“When life gives you lemons, make lemonade.” Such is the common aphorism that lends itself to the title of this novel told in blank verse. Our narrator, 14-year old LaVaughn, thinks she has some lemons in her life: she lives with just her mom in a not-so-great neighborhood. She has dreams of college, but she would not only be the first in her family to go, but the first in her entire 64-apartment building. Her mom has told her the work it will take. More than that, it takes money, too. So LaVaughn looks for a job.

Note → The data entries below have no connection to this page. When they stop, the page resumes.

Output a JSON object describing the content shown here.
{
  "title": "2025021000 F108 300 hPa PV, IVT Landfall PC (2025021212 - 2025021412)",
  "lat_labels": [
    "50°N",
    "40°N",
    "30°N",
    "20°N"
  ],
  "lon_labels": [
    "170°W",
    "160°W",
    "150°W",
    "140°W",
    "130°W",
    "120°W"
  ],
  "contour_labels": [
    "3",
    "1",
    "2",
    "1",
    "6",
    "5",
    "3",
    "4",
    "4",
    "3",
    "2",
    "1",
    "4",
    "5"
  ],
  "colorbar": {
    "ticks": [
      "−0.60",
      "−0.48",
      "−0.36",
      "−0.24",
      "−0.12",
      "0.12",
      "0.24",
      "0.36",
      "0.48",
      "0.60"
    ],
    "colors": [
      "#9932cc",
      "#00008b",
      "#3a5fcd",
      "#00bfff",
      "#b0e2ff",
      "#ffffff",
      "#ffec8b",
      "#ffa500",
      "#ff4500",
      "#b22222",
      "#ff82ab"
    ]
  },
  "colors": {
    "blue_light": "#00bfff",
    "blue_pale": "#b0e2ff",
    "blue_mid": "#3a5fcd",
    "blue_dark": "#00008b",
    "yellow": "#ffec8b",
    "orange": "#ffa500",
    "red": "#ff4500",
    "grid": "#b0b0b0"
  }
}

She finds one, and it’s a wake-up call to what real lemons are. LaVaughn becomes the babysitter for 17-year old Jolly’s 2 children. Their apartment seems to be a place not fit to raising two children: stains and spills abound, and there’s a sticky coating to everything. LaVaughn’s mother does not approve, but she’s hesitant to tell her daughter to leave the job. She seems to know the true importance of it. Read this wonderfully-written book to see how LaVaughn and Jolly learn from each other, and how they each learn to make lemonade.
I am very impressed with this book. The story is powerful, if not a bit predictable. The poetry used to tell the story, though, is fantastic. It is blank verse, but don’t let that fool you into thinking poetic devices aren’t used. Metaphors, allusions, and repetition abound. Rhyming is avoided, but slant rhyme is inserted delicately, like someone placing a seed into the flesh of a lemon. The verse is great, and it definitely enhances the reader’s experience of this story.
I recommend this book for 8th graders and up, especially high schoolers. I think it’s a story that we all should hear, and the poetry really adds another nice angle to it. However, there are some thematic issues with Jolly’s pregnancies, particularly how they happened, that may not be appropriate for our younger readers.